Abu Musab al-Zarqawi is behind a small percentage of the bombings and terrorist attacks in Iraq. But his have been the bloodiest. This week has seen some of the worst: On Sunday, an orchestrated series of bombings and shellings rocked the U.S. headquarters in Baghdad and killed 37 across the country. On Tuesday, a crowd at a police recruiting station was ripped apart by a suicide car bomb, killing 59.
All this has made Zarqawi the face of jihad in Iraq and the most-wanted terrorist after Osama bin Laden.
…I feel compelled to mention that the Bush White House could have killed this terrorist and struck against his operation, but decided against it for political purposes.
NBC News has learned that long before the war the Bush administration had several chances to wipe out his terrorist operation and perhaps kill Zarqawi himself — but never pulled the trigger.
In June 2002, U.S. officials say intelligence had revealed that Zarqawi and members of al-Qaida had set up a weapons lab at Kirma, in northern Iraq, producing deadly ricin and cyanide.
The Pentagon quickly drafted plans to attack the camp with cruise missiles and airstrikes and sent it to the White House, where, according to U.S. government sources, the plan was debated to death in the National Security Council.
“Here we had targets, we had opportunities, we had a country willing to support casualties, or risk casualties after 9/11 and we still didn’t do it,” said Michael O’Hanlon, military analyst with the Brookings Institution.
Four months later, intelligence showed Zarqawi was planning to use ricin in terrorist attacks in Europe.
The Pentagon drew up a second strike plan, and the White House again killed it. By then the administration had set its course for war with Iraq.
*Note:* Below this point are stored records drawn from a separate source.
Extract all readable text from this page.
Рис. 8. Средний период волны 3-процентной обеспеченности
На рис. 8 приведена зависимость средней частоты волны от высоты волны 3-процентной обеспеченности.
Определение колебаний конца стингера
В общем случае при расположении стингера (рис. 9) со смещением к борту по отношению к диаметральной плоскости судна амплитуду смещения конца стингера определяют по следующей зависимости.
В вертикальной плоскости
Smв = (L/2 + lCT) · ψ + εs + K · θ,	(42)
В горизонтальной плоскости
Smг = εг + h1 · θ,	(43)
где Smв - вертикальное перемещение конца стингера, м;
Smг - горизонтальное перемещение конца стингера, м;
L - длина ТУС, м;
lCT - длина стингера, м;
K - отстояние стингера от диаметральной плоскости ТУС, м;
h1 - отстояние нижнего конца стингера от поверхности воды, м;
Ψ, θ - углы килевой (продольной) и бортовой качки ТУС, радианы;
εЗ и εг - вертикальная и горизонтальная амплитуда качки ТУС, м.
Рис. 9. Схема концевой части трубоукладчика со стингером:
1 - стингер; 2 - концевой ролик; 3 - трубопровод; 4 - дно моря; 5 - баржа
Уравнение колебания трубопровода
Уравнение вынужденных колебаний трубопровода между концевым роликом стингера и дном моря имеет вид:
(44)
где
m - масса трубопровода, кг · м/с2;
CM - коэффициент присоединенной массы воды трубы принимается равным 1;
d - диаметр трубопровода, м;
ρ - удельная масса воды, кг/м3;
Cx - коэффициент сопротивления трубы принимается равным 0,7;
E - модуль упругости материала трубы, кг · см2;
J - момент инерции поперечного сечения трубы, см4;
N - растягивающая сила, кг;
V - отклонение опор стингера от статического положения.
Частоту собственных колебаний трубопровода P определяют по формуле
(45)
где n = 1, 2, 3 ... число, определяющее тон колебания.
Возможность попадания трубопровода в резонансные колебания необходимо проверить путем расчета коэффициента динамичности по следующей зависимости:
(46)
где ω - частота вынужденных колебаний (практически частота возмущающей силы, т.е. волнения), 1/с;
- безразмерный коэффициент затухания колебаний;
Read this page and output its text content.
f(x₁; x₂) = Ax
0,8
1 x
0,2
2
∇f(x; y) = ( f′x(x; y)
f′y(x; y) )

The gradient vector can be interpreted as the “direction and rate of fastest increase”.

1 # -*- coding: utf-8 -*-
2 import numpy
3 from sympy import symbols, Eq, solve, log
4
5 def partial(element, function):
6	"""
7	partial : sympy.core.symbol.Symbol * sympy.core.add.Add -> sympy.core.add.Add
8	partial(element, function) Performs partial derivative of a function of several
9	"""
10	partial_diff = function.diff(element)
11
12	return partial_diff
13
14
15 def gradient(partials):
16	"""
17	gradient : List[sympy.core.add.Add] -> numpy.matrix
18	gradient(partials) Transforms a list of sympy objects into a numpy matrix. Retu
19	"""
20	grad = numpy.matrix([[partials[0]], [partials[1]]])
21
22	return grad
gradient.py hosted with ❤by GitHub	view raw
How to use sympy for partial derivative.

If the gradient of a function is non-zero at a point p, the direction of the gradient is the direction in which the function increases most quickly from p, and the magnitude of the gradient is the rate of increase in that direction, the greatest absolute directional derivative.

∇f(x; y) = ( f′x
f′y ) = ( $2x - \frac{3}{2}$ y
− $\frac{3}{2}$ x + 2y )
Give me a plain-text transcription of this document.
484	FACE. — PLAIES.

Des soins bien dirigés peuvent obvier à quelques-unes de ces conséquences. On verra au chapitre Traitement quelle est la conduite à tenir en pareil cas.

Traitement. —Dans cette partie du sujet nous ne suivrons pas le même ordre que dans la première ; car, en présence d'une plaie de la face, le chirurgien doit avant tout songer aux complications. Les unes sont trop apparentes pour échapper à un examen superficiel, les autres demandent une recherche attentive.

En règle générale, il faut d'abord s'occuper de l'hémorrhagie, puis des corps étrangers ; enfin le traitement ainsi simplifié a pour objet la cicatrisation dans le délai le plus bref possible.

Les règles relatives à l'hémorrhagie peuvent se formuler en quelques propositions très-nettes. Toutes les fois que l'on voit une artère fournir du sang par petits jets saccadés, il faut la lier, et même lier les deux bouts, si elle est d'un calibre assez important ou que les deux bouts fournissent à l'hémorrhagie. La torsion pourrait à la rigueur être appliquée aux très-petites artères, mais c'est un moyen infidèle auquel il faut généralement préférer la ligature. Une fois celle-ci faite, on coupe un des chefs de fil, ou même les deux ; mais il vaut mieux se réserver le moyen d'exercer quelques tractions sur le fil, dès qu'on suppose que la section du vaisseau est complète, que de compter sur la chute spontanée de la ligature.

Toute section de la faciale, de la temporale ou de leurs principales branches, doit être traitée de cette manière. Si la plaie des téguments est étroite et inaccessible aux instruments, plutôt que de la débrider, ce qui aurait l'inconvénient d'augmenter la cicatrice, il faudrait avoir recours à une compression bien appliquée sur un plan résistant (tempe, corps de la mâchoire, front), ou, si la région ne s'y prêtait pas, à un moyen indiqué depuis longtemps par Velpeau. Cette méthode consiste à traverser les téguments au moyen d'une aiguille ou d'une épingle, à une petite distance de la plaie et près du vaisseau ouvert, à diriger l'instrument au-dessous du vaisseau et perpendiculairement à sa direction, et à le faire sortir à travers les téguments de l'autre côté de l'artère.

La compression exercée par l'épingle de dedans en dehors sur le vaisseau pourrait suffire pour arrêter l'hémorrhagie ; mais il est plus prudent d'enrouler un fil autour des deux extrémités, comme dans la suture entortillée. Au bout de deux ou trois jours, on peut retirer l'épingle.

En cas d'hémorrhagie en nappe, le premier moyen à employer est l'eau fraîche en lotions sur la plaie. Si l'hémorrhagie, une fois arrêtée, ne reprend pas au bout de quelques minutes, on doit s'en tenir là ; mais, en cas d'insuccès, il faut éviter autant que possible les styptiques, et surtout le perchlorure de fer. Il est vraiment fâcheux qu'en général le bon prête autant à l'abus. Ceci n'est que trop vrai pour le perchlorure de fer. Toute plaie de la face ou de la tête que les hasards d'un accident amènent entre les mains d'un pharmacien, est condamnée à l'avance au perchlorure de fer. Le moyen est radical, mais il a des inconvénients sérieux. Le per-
“People were more obsessed with developing the coalition to overthrow Saddam than to execute the president’s policy of preemption against terrorists,” according to terrorism expert and former National Security Council member Roger Cressey.
In January 2003, the threat turned real. Police in London arrested six terror suspects and discovered a ricin lab connected to the camp in Iraq.
The Pentagon drew up still another attack plan, and for the third time, the National Security Council killed it.
Three times the Defense Department was prepared to strike at Zarqawi and three times the White House said no because they couldn’t be distracted from Iraq — the country that didn’t have weapons of mass destruction, wasn’t involved with 9/11, and didn’t represent an immediate threat to the United States. And now it’s Zarqawi who is causing murder and mayhem in Iraq.
It’s all about priorities — and Bush’s were wrong.
Military officials insist their case for attacking Zarqawi’s operation was airtight, but the administration feared destroying the terrorist camp in Iraq could undercut its case for war against Saddam.